Its recommendations stem from a report by Thomas Consultants, completed in 2010, which suggested using spot zoning to protect 40 restaurant locations deemed to be important to vibrancy in the village.
Since then, five of the identified locations have been fully or partially converted while two others sit vacant.
On June 9, council authorized staff to begin preparing new zoning and land-use contract bylaws that would prohibit the remaining key food and beverage locations from changing uses.
“I think they’re making quite a big mistake that would have repercussions for Whistler,” said longtime local developer Steve Bayly, one of the letter writers.
“I think the main danger is, at a time when we’re going to need investment and financial backing and everything, you’re going to turn those people off … if another restaurant is the only use, I think it would be very hard to attract investment.”
Two of the restaurants rated highly in the 2010 report—Zen Sushi and Player’s Chophouse—“were total losers as restaurants,” Bayly added.
“The point is that it’s crazy … if they’d followed their own report 10 years ago, and what they’re going to do today, those would be entrenched as restaurants, and they’d be sitting empty forever.”
For David Dale-Johnson, a real-estate economist and University of Alberta professor who also serves as member-at-large on the RMOW’s Strategic Planning Committee, the proposal doesn’t make sense from the point of view of either landlords or tenants.
“On both sides, they’re professional, they’re smart people, they’re going to do what’s right for the customer and what’s right for them,” Dale-Johnson said.
“So to tie their hands is just a mistake.”
Placing those kinds of restraints on uses would impact the valuation of the asset, “and it would also impact the willingness of lenders to make loans on those properties, because you’re really imposing constraints that potentially could create problems for both landlords and tenants,” Dale-Johnson added.
In the view of Pat Kelly, president of the Whistler Real Estate Company, the proposal represents something of a philosophical conundrum.
“You’re going in a direction that’s ridiculous.
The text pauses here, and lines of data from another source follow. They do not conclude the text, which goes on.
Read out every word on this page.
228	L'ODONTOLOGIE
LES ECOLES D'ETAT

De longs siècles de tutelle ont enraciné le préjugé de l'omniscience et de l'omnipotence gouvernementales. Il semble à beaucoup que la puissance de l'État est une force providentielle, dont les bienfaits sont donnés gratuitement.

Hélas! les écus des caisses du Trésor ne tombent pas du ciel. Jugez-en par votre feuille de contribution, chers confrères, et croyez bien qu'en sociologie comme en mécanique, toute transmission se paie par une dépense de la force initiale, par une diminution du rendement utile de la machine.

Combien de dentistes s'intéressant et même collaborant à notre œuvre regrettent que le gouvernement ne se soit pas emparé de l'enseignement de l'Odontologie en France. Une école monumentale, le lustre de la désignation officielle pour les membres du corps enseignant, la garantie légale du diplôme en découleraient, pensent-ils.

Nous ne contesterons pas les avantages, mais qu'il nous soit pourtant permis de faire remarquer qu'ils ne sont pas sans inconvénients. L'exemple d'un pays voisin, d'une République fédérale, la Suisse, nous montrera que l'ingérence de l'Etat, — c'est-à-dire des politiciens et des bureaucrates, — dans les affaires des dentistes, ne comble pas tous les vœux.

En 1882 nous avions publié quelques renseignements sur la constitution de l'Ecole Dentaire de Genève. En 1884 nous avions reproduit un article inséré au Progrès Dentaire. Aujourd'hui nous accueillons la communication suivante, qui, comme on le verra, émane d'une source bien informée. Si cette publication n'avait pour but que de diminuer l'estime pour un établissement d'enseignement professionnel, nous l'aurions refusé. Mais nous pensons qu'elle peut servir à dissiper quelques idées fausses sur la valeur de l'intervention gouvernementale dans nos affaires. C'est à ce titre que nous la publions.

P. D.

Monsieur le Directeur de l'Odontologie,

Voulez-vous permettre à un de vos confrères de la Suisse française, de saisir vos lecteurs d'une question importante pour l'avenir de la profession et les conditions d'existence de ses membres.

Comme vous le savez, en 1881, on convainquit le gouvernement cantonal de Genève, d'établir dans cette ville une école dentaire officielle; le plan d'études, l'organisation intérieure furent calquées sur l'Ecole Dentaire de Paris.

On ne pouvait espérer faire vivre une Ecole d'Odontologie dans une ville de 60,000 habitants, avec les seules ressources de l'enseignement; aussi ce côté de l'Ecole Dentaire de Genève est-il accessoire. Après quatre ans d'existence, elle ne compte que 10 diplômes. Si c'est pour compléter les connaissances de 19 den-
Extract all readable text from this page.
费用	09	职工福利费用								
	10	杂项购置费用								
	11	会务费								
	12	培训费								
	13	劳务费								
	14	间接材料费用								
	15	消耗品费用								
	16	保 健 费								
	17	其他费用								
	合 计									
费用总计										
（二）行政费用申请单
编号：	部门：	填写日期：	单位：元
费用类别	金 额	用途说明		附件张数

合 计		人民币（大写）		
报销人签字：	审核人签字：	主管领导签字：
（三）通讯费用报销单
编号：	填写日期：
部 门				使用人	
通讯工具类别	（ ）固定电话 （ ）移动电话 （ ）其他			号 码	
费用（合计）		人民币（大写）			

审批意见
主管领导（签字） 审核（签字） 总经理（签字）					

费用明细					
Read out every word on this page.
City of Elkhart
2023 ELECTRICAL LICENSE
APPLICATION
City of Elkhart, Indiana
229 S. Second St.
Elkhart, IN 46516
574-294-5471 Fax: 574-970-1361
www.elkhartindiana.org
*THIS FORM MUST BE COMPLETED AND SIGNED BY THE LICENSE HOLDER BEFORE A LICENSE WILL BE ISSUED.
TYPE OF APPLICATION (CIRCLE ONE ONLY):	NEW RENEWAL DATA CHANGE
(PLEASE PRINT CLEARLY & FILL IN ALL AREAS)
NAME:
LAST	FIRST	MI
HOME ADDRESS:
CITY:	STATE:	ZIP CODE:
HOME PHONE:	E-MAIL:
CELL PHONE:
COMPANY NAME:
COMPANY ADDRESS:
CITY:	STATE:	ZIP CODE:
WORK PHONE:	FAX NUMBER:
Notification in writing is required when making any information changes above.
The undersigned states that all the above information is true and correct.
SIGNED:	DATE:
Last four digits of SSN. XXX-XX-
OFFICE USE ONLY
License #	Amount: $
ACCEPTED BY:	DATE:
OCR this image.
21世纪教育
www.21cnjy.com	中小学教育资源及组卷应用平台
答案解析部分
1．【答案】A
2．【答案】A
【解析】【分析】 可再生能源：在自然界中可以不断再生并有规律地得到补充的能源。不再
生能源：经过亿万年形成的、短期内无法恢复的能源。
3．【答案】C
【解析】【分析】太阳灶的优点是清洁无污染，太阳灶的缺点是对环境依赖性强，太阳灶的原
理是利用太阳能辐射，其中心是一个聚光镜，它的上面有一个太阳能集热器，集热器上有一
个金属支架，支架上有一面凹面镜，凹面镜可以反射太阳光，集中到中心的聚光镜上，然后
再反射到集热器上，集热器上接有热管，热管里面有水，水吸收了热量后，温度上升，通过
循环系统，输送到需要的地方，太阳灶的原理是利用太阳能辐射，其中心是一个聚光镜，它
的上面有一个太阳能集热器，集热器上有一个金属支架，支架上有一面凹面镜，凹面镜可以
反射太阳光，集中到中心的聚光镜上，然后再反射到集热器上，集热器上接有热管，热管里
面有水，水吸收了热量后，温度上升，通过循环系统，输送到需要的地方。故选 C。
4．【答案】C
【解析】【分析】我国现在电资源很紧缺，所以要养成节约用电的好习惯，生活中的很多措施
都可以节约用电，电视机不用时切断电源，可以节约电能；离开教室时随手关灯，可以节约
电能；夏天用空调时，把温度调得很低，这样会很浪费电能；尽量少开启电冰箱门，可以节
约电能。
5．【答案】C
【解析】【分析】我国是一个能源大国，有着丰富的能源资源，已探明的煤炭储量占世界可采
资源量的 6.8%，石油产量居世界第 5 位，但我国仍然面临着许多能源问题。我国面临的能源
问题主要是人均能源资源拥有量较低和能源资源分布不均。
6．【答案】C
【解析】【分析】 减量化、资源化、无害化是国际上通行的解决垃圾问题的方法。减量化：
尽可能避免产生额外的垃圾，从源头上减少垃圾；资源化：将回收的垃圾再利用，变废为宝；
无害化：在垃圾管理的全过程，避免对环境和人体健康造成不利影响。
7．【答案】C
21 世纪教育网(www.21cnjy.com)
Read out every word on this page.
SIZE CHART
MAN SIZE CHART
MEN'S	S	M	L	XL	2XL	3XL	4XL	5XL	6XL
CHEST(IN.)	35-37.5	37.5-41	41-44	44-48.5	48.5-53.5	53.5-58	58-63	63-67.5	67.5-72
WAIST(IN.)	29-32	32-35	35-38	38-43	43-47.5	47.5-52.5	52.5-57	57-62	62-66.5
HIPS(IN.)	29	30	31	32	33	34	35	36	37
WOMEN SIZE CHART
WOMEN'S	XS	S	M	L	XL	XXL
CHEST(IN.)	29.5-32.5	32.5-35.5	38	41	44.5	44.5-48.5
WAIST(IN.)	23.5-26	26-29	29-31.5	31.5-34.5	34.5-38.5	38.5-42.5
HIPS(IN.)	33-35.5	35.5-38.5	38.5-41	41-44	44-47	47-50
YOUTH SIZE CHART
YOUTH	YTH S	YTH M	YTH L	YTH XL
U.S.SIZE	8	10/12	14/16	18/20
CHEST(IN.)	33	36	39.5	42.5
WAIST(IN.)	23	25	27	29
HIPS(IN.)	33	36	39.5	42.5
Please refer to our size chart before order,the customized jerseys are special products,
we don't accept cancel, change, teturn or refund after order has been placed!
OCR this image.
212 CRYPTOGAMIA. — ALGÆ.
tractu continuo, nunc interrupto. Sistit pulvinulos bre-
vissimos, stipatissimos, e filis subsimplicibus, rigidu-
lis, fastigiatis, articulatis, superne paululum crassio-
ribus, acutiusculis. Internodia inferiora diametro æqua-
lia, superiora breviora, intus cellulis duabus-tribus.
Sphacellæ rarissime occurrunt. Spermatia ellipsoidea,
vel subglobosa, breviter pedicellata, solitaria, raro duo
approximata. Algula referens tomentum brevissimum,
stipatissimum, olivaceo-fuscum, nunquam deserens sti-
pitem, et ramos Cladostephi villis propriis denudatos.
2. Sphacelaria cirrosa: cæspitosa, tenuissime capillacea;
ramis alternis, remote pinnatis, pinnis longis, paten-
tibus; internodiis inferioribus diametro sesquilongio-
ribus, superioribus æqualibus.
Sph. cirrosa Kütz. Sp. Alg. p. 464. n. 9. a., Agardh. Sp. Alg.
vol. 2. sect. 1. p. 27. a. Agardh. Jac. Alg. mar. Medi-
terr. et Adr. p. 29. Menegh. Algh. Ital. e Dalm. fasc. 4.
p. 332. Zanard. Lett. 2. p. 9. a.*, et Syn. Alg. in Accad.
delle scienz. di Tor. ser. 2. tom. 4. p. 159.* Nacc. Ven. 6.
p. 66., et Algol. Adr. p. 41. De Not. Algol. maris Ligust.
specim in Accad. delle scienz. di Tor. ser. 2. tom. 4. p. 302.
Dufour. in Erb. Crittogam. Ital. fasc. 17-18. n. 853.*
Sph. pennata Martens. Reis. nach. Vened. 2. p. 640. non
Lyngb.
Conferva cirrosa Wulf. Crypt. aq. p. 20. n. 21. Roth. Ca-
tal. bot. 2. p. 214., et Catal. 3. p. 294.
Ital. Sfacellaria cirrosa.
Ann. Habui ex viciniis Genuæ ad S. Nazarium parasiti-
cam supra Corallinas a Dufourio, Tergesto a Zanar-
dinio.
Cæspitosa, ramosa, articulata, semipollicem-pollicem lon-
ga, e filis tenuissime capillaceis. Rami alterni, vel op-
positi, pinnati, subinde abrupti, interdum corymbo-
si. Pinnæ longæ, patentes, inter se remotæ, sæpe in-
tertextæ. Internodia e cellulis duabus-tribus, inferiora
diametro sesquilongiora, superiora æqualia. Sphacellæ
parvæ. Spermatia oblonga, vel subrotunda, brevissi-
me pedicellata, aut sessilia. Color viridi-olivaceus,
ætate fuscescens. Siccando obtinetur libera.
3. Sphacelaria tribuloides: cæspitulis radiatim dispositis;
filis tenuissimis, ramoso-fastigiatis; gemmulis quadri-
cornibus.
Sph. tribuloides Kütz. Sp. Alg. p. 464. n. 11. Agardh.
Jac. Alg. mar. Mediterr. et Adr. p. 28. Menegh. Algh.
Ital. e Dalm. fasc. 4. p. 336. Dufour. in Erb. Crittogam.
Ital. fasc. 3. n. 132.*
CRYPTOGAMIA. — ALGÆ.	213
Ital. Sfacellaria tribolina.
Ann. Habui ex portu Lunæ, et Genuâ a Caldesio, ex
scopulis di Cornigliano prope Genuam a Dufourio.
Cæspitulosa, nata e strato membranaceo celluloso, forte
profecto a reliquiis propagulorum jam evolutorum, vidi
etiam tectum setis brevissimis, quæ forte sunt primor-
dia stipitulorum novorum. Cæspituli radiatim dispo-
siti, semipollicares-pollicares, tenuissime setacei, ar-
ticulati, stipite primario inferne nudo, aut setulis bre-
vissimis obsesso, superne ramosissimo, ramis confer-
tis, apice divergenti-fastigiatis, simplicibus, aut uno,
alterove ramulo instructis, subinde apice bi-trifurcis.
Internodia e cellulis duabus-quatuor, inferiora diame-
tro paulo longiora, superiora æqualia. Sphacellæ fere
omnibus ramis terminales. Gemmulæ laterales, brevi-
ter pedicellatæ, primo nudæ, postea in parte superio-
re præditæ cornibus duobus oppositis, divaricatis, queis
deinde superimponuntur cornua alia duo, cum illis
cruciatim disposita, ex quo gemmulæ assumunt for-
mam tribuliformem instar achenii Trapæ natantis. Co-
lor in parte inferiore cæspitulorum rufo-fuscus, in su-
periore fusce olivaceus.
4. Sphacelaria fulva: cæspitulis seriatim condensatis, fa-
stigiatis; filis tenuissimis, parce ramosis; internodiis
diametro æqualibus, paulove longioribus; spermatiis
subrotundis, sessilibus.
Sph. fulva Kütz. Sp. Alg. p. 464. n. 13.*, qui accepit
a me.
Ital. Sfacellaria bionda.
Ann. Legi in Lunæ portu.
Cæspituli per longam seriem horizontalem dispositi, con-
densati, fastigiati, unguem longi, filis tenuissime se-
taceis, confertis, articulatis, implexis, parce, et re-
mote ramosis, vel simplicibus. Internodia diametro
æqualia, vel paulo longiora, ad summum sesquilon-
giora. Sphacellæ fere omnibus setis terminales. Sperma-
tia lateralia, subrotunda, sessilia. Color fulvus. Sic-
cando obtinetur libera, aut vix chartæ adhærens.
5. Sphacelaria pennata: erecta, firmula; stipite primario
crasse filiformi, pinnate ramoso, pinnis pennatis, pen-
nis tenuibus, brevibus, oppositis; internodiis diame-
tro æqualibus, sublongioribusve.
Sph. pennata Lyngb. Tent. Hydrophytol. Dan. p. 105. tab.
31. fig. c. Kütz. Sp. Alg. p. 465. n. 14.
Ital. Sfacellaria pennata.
It’s social engineering at the highest level, and that’s not how free markets work,” he said.
“Free markets adapt to market demand … we’ll find the solution to what our consumer wants and our client wants; we’re not going to tell our client what they want or what they’re going to get.
“So for me it’s more philosophical. I do understand what they’re saying, but man, there’s got to be a different way that isn’t so restrictive and has so much lack of future flexibility.”
It’s “policy motivated by fear,” Kelly added, and one that may have unintended consequences by removing the flexibility of entrepreneurs.
“I just don’t think the idea of expropriating value by cutting back on the flexibility of use is the way to do it,” he said.
“And is this really a problem?”
If anything, the RMOW should be working to make things easier for businesses by allowing a smoother transition from F&B to retail and so on, Bayly said.
“I think a lot of restaurants and businesses are probably teetering, and probably looking for support from banks, and investment,” he said.
“And we want to encourage that, I would think. If let’s say the Royal Bank or somebody was going to lend a restaurant some additional money to help them through, they’re going to be less likely to do that if the thing can only ever stay as a restaurant.”
Asked for an update on the initiative, and if the letters to council give the RMOW pause, a spokesperson said the work is still ongoing with no timeframe for when it will return to council, and that the correspondence is now part of the rezoning file under consideration by staff.